"Please say yes, please, please, it can be my Christmas present, please, Mom

"Please say yes, please, please, it can be my Christmas present, please, Mom?" Heather managed to get out in one breath, her expression the cute pleading look that usually killed her father.  It didn't always work great on her mother though.  She watched as her mother looked at the paperwork for the class trip to Colorado for a weekend of skiing.  They were supposed to leave real early the day after Thanksgiving, and come back Sunday afternoon.

Alicia put the papers on the counter, and went back to chopping the carrots for dinner.  "I'm going to have to talk to your father before I say yes," she said finally.

Heather looked positively crestfallen.  "But he won't be back until tomorrow," she complained.

Alicia looked squarely at her fifteen-year-old daughter.  "You want to ask me again?" she said warningly.  Heather got the hint.  That meant the maybe was going to become a no, and when mom said no, it was a permanent no.  Alicia watched her for a moment longer, and then went back to getting dinner ready.  She didn't even turn around when there was two loud thumps from behind her.

"If you two don't start using the stairs, you both will regret it!" she yelled out, knowing it was useless.  In twelve years those two had used the stairs maybe three times since they learned they could jump the railing and not get hurt.  She could kill Zack for showing them that.  Heather took the opportunity to head for her bedroom.  If Mom noticed her while still angry at the twins, her chance to go skiing would be out the window.

"The stairs are too slow," Cameron said.

"And we never do it in front of company," Elizabeth continued in their strange twin-speak.  One tended to finish the thought of the other.  Alicia and Zack had no idea if it was because they were twins, or just genetics showing up like they had in Daniel and Heather.

"That's not the point," Alicia snapped.  "You were told not to do it, and the next time either of you do, you're both grounded for a month."  She dumped the carrots in the steamer, set the timer, and started to work on the potatoes, her hands moving almost too fast to follow.  The twins had always been impressed with their mother's skill with a knife.

Cameron got him and his sister the milk they'd wanted when they came downstairs.  They sat at the breakfast nook, and watched their mother.  "I hope you let her go," Elizabeth said.  "If not, we'll be hearing about it until Christmas."  She drank her milk thoughtfully.

"Especially when she's on the phone," Cameron continued.  "She's very loud then."

That paused Alicia.  Her room was closer to Heather's than the twins, and she couldn't hear her.  "Loud?" she asked them.

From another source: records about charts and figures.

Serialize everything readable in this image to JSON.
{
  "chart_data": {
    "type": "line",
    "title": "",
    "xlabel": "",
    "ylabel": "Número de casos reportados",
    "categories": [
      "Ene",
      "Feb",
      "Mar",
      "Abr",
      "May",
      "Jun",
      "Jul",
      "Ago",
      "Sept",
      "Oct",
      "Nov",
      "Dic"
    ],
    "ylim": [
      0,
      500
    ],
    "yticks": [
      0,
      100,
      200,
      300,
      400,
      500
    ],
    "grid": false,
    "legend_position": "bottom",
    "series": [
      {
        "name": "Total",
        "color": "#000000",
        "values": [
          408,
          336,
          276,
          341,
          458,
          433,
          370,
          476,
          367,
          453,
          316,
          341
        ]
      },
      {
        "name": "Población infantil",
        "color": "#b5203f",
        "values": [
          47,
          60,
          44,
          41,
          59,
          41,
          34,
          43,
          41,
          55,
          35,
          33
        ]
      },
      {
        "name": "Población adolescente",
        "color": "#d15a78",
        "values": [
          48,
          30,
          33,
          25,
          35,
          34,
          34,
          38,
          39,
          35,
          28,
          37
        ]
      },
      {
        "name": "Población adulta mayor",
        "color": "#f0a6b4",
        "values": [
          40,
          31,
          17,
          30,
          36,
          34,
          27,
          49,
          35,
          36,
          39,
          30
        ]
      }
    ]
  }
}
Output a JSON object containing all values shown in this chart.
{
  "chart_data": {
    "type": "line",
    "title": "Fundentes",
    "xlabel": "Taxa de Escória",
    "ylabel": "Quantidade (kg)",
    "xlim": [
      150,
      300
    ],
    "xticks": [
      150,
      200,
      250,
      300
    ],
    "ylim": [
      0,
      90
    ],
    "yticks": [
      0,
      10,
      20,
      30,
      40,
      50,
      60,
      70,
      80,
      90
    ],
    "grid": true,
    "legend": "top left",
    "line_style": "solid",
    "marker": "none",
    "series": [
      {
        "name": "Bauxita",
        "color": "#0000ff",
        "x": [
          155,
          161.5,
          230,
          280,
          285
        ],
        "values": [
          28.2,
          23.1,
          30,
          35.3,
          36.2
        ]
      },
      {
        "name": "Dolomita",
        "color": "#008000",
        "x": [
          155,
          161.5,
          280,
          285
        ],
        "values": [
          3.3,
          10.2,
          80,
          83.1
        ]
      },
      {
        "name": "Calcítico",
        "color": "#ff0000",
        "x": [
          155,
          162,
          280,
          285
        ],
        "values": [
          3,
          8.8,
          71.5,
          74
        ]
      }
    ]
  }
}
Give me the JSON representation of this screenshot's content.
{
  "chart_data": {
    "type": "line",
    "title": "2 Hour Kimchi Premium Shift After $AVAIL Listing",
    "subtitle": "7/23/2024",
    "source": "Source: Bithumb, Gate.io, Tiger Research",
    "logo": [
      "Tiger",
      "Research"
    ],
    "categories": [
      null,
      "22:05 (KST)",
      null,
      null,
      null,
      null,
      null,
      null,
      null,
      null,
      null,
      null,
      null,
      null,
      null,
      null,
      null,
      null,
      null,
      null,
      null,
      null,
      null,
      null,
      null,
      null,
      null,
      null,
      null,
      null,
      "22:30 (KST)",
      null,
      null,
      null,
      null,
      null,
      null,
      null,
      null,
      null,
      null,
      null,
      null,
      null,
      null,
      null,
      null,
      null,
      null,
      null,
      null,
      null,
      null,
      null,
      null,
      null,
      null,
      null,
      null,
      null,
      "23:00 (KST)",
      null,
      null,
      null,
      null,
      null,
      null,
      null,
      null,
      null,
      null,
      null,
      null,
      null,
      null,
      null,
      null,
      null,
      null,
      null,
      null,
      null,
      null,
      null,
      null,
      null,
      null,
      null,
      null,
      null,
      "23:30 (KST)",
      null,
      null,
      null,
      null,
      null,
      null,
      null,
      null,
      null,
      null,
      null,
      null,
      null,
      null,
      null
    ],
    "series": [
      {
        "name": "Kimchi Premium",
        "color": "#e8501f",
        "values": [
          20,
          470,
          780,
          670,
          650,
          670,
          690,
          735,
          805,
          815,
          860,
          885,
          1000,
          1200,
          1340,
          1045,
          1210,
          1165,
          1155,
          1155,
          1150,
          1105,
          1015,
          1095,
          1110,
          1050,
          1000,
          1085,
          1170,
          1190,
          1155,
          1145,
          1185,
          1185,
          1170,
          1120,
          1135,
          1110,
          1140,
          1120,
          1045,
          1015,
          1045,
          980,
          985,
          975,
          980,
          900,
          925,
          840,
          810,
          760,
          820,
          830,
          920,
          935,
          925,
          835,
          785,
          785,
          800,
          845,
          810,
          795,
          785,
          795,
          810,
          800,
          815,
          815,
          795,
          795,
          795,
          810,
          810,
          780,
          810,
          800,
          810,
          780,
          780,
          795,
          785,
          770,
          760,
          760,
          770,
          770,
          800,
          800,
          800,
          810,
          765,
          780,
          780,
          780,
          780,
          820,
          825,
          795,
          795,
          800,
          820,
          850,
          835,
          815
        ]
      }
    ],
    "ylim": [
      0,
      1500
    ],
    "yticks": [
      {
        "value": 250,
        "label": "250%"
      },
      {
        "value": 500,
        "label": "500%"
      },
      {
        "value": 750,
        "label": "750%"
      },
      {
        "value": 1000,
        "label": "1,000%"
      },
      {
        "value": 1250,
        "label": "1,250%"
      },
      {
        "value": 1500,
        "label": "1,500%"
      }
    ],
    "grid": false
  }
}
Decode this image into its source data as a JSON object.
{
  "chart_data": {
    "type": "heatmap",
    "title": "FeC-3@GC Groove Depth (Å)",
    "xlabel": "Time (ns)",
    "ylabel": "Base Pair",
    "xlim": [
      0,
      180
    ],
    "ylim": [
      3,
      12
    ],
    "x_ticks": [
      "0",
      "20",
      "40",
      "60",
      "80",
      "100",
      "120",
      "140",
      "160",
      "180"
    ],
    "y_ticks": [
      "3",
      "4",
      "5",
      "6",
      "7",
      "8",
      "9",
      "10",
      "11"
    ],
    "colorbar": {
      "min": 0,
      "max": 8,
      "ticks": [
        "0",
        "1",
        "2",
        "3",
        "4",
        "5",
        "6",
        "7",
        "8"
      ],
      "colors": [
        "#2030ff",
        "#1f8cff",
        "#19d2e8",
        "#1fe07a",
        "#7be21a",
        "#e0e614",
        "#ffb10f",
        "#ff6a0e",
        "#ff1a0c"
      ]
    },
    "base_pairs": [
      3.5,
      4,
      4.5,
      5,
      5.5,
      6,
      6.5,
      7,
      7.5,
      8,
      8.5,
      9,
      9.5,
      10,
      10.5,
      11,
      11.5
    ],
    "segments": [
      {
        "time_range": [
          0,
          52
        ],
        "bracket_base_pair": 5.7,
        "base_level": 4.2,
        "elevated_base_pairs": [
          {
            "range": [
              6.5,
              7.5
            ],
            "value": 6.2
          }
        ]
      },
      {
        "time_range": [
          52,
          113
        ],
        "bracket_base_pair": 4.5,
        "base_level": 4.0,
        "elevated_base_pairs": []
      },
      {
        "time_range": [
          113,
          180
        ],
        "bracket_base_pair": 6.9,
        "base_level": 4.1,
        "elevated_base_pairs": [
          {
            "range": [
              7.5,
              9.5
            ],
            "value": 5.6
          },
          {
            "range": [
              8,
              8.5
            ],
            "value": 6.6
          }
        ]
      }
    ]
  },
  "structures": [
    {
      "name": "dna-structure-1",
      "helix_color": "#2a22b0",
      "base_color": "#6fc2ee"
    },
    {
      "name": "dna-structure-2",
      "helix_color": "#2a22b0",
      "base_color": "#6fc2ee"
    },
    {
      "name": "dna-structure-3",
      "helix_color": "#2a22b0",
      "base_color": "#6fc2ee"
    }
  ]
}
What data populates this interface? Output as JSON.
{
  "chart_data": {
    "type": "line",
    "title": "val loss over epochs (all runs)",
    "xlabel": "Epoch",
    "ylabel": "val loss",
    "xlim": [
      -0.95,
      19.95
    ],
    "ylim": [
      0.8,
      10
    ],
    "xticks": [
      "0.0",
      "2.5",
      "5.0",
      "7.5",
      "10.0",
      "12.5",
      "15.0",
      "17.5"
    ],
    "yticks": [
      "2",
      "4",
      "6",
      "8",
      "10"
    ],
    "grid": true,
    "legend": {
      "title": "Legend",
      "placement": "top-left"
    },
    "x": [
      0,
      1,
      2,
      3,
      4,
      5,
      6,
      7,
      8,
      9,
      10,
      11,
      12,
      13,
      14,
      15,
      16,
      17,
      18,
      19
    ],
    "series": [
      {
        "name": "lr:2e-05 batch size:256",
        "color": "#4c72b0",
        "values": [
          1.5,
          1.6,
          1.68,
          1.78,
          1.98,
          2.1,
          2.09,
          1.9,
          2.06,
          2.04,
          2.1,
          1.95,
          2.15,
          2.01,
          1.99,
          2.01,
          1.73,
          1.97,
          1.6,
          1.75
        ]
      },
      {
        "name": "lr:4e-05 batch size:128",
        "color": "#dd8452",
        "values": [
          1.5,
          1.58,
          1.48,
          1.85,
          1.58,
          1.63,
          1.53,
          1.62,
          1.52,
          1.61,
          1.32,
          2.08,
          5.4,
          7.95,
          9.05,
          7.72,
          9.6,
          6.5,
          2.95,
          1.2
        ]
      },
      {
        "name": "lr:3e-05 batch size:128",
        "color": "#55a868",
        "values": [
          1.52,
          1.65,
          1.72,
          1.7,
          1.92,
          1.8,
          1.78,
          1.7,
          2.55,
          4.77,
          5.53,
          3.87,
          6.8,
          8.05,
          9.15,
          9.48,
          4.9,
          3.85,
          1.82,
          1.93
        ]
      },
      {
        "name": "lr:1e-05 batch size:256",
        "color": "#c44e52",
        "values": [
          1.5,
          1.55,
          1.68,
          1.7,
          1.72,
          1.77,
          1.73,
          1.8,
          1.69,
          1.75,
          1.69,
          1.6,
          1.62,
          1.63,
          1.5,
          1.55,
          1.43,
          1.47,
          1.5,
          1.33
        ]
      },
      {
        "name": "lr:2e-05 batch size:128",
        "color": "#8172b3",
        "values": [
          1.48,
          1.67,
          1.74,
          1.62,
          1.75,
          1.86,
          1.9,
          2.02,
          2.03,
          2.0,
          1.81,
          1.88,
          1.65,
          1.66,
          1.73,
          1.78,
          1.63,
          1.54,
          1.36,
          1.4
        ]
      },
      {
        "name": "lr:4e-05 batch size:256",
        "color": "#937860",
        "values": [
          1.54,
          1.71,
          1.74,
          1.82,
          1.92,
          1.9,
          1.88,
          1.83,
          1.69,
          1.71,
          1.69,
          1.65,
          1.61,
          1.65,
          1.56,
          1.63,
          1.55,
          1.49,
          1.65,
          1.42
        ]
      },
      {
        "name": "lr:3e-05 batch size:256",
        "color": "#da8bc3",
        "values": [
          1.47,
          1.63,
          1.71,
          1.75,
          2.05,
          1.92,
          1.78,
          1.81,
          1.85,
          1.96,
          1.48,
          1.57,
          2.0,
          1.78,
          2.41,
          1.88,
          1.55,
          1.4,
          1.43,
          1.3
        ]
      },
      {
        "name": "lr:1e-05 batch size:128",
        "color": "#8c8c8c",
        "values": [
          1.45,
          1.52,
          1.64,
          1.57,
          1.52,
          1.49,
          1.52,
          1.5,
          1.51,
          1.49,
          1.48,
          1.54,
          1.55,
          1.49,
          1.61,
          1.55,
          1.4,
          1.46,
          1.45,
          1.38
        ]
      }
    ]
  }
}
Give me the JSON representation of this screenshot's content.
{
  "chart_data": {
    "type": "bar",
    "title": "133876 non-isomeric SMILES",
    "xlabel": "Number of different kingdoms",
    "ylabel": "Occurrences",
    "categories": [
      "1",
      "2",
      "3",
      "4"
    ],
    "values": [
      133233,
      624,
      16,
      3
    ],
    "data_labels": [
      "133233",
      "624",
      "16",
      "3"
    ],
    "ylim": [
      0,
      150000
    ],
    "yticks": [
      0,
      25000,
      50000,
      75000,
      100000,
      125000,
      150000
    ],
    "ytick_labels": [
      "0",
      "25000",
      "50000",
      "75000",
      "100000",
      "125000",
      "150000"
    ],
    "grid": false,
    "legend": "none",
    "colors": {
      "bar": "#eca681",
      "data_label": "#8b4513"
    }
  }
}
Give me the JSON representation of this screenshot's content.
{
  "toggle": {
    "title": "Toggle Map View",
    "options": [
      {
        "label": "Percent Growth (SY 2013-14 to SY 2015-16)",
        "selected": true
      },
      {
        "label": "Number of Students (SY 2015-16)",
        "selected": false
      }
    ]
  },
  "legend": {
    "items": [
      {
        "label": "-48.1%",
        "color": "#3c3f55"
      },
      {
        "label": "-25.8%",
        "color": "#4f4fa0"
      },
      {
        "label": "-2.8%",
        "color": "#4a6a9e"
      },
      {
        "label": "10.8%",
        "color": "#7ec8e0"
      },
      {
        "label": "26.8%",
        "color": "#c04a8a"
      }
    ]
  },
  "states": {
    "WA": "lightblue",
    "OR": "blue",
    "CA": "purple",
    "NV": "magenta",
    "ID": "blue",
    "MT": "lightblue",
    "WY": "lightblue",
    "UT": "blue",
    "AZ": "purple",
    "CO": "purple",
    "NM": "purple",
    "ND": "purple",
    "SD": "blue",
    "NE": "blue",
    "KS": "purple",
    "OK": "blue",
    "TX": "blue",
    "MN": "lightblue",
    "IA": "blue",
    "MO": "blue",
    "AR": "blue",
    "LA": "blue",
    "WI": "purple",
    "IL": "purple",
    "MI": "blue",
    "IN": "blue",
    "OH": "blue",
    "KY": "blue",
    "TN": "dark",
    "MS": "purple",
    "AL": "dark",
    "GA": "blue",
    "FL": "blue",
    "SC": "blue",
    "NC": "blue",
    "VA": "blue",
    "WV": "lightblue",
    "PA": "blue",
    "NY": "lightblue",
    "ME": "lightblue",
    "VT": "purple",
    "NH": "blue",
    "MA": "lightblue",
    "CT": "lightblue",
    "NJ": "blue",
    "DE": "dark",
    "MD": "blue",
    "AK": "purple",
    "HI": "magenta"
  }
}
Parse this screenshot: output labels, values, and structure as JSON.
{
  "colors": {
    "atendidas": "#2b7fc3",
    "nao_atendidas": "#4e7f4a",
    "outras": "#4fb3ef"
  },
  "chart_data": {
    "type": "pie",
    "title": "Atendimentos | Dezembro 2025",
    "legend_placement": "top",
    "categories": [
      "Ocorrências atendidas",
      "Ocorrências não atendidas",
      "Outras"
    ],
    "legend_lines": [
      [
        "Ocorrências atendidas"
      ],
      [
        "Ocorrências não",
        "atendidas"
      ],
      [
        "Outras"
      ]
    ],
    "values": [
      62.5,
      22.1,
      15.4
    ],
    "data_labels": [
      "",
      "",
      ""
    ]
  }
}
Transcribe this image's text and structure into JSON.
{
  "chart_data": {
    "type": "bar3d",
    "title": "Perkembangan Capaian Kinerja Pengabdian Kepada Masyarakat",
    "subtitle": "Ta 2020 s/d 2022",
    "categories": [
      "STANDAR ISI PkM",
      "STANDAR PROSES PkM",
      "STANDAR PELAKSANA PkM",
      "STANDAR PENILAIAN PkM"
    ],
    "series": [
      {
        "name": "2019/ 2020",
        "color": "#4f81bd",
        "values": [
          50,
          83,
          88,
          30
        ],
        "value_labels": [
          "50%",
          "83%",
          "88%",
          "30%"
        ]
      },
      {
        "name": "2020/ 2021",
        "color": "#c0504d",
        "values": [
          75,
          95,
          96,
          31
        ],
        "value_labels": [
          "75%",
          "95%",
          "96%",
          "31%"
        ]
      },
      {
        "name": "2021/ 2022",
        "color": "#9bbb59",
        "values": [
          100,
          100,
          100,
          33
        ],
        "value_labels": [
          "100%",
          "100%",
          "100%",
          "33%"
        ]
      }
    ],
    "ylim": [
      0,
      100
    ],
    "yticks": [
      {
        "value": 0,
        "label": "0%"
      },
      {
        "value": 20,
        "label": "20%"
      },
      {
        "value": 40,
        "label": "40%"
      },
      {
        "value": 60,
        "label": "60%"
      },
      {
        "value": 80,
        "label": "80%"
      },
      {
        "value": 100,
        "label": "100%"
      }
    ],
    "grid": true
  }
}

"Not volume," Cameron said, trying to express what he didn't have the vocabulary for.

"But we hear her very loud," Elizabeth said.  It was satisfactory enough for them both.  They finished their glasses and went back upstairs.

Alicia watched them go in amazement.  Were they picking up on Heather's thoughts?  Even Cole couldn't "listen in" on a purebred Manticore.  He could read Janna, Max and Logan's daughter with a little difficulty, and Logan was easy.  But Max?  Not a thing.  They theorized that it must be something genetic, rather than training because he couldn't catch anything in Daniel's mind either.  Sometimes strong emotion, but never actual thoughts.  She was going to have to talk to Zack when he came home.  Maybe the twins were just catching Heather's feelings and not her actual thoughts.

We must have been crazy to have four kids, she thought, but then she had to smile.  As much as they drove her crazy, she wouldn't trade anything in this world for them.  She saw so much of Zack in Daniel, and Heather was, unfortunately, her all over again.  The twins were both blondes with Zack's eyes, but their features didn't match either of their parents.  It had always been a little scary when all four were born because she had no idea what any of them would look like.  They could have been a different race for all she knew.  But every one of them had turned out perfectly.  Annoying, but perfect.